Sunday, June 11, 2006

A PRODUTIVIDADE DO MUNDIAL

O Conselho dos Doze do Caderno de Economia do “Expresso”, de 10 de Junho, à pergunta

O Mundial é mais um factor de perda de produtividade em Portugal?

respondeu, quase unanimemente, pela negativa. Houve apenas uma resposta afirmativa.

A quase unanimidade das respostas, publicadas na página 10, por parte de gente muito responsável e muito bem informada, é tanto mais surpreendente quanto, na página 3 do mesmo suplemento, pode ler-se:

Economia respira de alívio. Pelo 2º. Trimestre consecutivo, o PIB cresceu em termos homólogos… No entanto, o optimismo deve ser contido, uma vez que a “performance” do primeiro trimestre do ano passado foi afectada pela Páscoa que diminuiu os dias de trabalho. Em 2006, esta efeméride católica calhou em Abril, não tendo qualquer impacto na produtividade dos primeiros três meses do ano.”

Há evidente contradição entre as conclusões do articulista da página 3 e as respostas da página 10, mas é por demais claro que a resposta correcta está na página 3.
Poder-se-á argumentar que a perda de horas de trabalho dedicadas a ver, discutir, e beber pelo Mundial, é compensada, mais do que compensada, ou quase compensada, por um maior empenho nas horas de trabalho em resultado de resultados futebolísticos massajadores do nosso ego colectivo. Mas o mesmo se pode dizer da Páscoa, a menos que a Páscoa já nada diga a ninguém. Se for esse o caso, teremos então que discutir, já não as consequências maléficas do futebol sobre a produtividade mas os custos da Páscoa em termos de produtividade perdida. E, talvez devêssemos, se fosse esse o caso, prescindir da Páscoa e dedicar os dias que lhe são dedicados a um torneio de futebol verdadeiramente mobilizador.

Mas não deve ser esse o caso.

O conceito de produtividade, já se sabe, tem os seus truques, e, a produtividade horária cresce, em certos casos, se reduzirmos o número de horas trabalhadas, por pontes, feriados, jogos para o Mundial, etc.
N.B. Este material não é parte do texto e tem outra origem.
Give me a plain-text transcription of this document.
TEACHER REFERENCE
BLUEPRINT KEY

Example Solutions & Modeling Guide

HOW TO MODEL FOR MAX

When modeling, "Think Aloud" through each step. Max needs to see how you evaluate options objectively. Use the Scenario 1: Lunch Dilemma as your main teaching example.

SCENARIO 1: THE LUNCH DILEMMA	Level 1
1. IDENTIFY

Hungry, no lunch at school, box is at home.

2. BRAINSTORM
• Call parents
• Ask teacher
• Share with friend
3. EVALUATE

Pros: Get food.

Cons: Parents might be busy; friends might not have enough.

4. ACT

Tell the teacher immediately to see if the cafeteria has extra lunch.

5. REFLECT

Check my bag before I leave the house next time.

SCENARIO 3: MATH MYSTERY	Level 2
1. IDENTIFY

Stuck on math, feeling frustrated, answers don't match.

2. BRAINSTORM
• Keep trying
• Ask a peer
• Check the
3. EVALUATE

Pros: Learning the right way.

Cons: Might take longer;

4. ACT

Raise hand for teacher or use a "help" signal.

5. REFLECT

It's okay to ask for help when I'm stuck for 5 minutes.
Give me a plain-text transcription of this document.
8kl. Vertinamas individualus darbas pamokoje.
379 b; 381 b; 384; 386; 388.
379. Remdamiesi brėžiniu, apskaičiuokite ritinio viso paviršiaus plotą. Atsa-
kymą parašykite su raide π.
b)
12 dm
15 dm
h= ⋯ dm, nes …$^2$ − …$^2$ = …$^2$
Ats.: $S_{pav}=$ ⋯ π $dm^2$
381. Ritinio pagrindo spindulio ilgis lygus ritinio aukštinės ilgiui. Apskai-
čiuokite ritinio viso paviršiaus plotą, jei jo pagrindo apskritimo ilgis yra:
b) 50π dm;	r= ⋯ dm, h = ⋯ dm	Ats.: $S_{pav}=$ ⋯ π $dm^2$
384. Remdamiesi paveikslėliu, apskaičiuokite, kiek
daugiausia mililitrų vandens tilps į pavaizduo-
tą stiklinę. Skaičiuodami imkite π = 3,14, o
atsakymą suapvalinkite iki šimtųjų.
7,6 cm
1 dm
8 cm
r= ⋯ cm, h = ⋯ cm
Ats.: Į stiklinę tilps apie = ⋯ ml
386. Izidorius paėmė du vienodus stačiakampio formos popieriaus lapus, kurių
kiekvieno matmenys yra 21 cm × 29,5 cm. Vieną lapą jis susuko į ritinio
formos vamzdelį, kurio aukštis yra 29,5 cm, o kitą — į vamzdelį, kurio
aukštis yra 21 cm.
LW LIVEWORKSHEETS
É o caso da produtividade na administração pública: como o numerador do PIB gerado pela função pública não é função, por definição, entre nós, das horas trabalhadas, quando se reduz o denominador (horas trabalhadas) aumenta o valor do quociente, e, portanto a produtividade…

Mas nem todas a actividades económicas gozam do efeito penumbra que protege o cálculo de produtividade da generalidade dos serviços e ofícios correlativos: se uma fábrica de sapatos suspende a produção para dar aos seus colaboradores a oportunidade de ver, em directo, as habilidades dos heróis nacionais do momento, e se essas horas não são compensadas com prolongamento de horas extra, e não remuneradas como tal, a produção reduz-se proporcionalmente às horas perdidas, e, consequentemente, se a produtividade horária não se reduz, porque se reduzem o numerador e o denominador na mesma proporção (se outros factores não forem considerados) a produtividade total reduz-se porque se reduz o numerador (produção), mantendo-se o denominador (número de activos envolvidos).

As respostas dos membros do Conselho dos Doze, aliás, indiciam que a sua perspectiva incide sobre uma parte da economia deste país que lamentavelmente, no entanto, ainda tem que contar com a outra: aquela que se não produz não tem produtividade.

Diz um: Não será significativo. O que interessa é criarmos condições estruturais para um aumento sustentado da produtividade.

Diz outro: O problema principal da produtividade em Portugal é muito mais o da “produtividade valor”.

Diz outro: O tempo que o Mundial nos vai ocupar não tem que significar menor produtividade; precisamos de trabalhar melhor do que trabalhar muito.

Diz outro (com interesses na questão): Não creio que uma horas a ver futebol durante o período de trabalho – o que acontecerá, aliás, noutros países - tenha grande peso na produtividade.

Diz outro: Essa é uma questão de curto prazo.

Dia outro: Admito que possa ter alguma influência. Em qualquer caso, o mesmo deverá acontecer em muitos outros países, o que significa que a nossa posição relativa – que será o mais importante -, não se deverá deteriorar por esse motivo.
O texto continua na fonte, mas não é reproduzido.